1 more, how about if i need to grep 2 words octets-completed = "20080721064351Z" and processing-time = "12" it is located in same 1 file in 1 line data, as below.
sed 's/.*\(octets-completed = \"[^"]*\"\).*\(processing-time = \"[^"]*\"\).*/\1 \2/g'
Lakris
July 23, 2008, 6:23am
5
You may get something useful from piping Your search through sed this way:
echo 'total-octets = "20080718214210Z" total-pages = "" octets-completed = "20080721064351Z" pages-completed = "2" processing-time = "12"'|sed -e 's/ = /=/g;s/ /\n/g'
resulting in
total-octets="20080718214210Z"
total-pages=""
octets-completed="20080721064351Z"
pages-completed="2"
processing-time="12"
which then can be used in a script or something...
/Lakris
Thanks Guys, for your help, it is very helpful for me now.
Hi Lakris,
I tried to used your method using the pipe after the echo but it wouldn't work. Sorry if it is my mistake i am new in this shell field. Below is what i did
My Code :
Result I get :
If your code are working means i can just sort it more cleanly using row, as the usefull output data.
BMDan
July 23, 2008, 2:06pm
8
anakiar:
Hi Lakris,
I tried to used your method using the pipe after the echo but it wouldn't work. Sorry if it is my mistake i am new in this shell field. Below is what i did
My Code :
Result I get :
If your code are working means i can just sort it more cleanly using row, as the usefull output data.

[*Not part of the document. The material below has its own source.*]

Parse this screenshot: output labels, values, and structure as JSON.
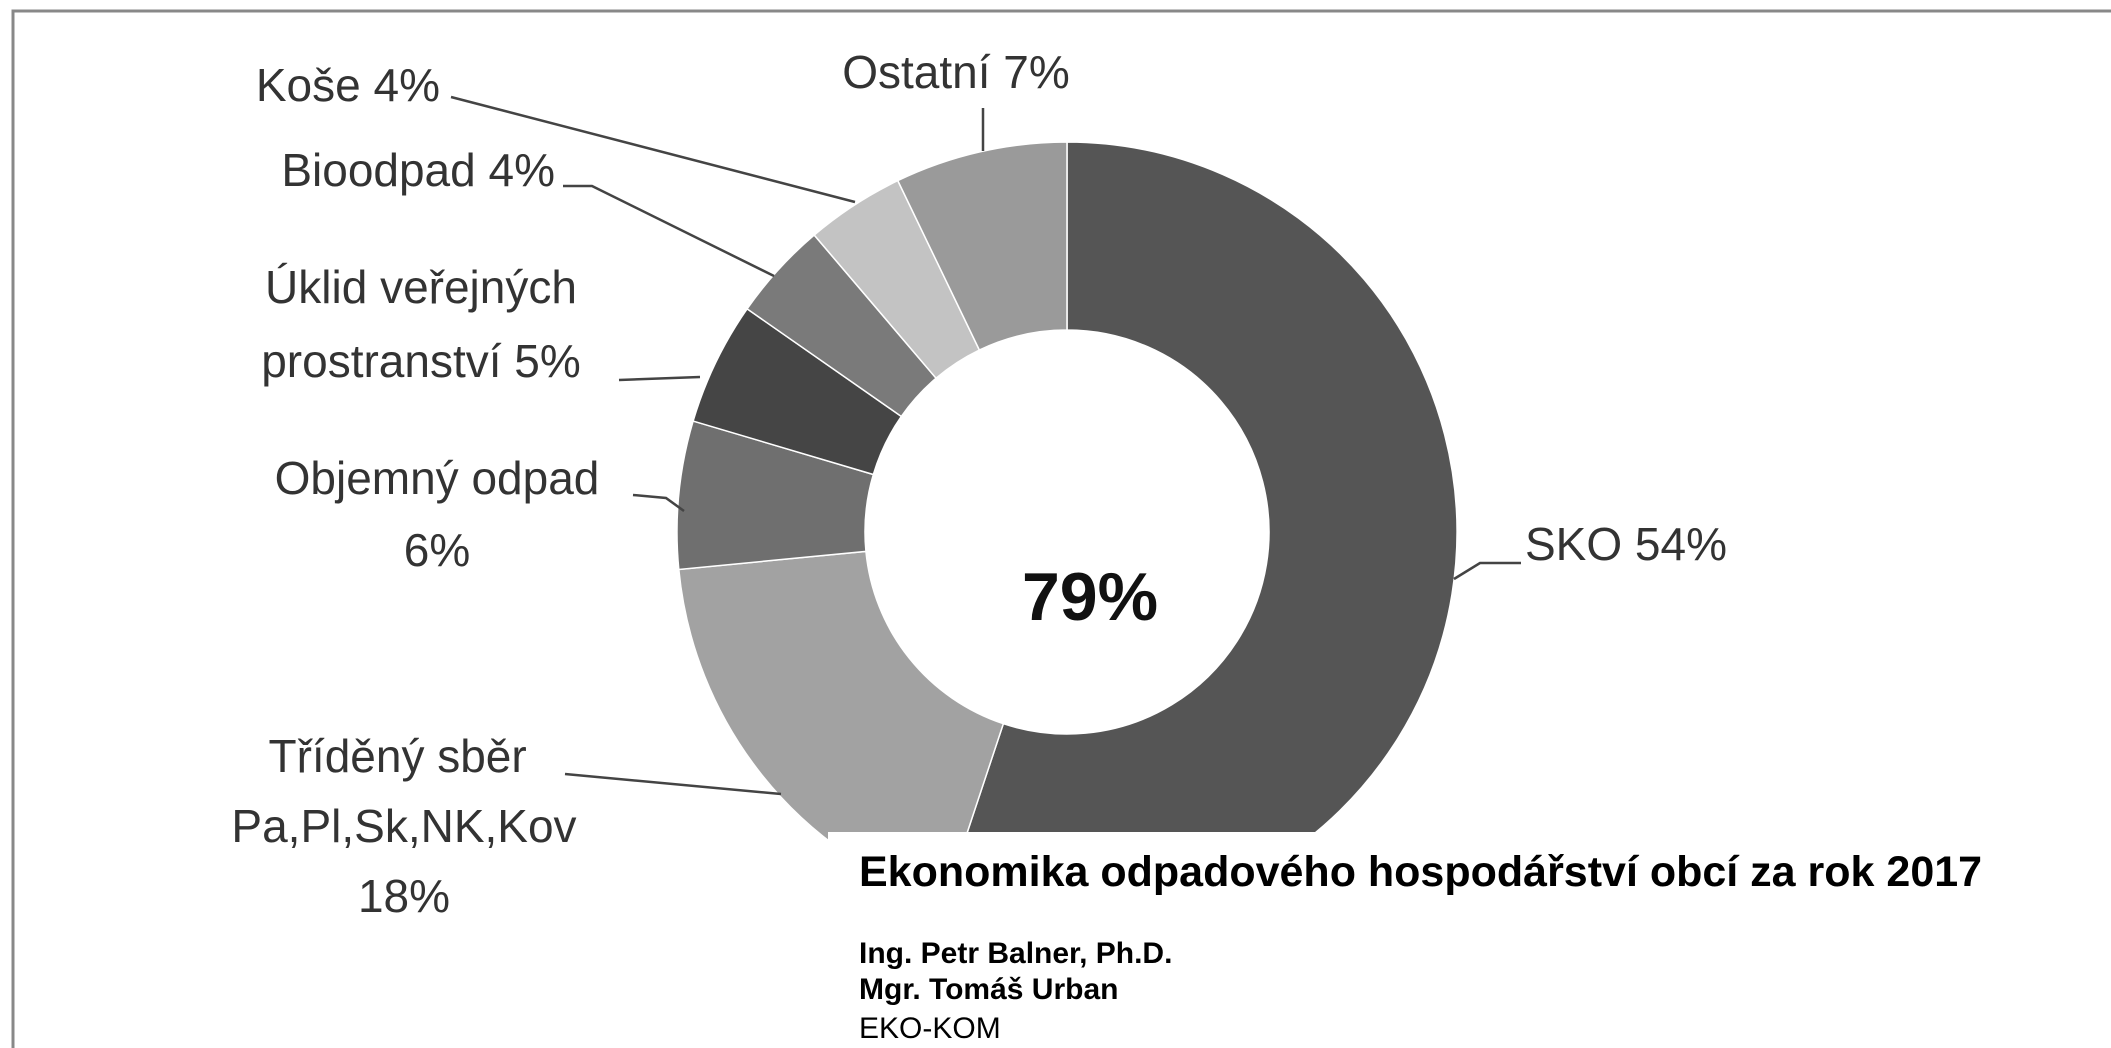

Works for me, but perhaps your sed is braindead. Try replacing \n with \x0A.
i tried using \x0A it is same, it replacing from creating new row with char 'x0A' my OS running on HPUX. is there are any different for the OS argument option in SED?
Inserting newlines in most versions of sed require you to do something like the following
sed -e 's/ = /=/g;s/ /\
/g'
Here is a short example:
#!/usr/bin/ksh
TMP=file.$$
cat <<EOT >$TMP
total-octets = "20080718214210Z" total-pages = "" octets-completed = "20080721064351Z" pages-completed = "2" processing-time = "12"
EOT
sed -e 's/ = /=/g;s/ /\
/g' $TMP
rm $TMP
exit 0
Lakris
July 28, 2008, 4:29am
11
Yes I think it may be sed/shell version issue, I only use bash and sed on Linux.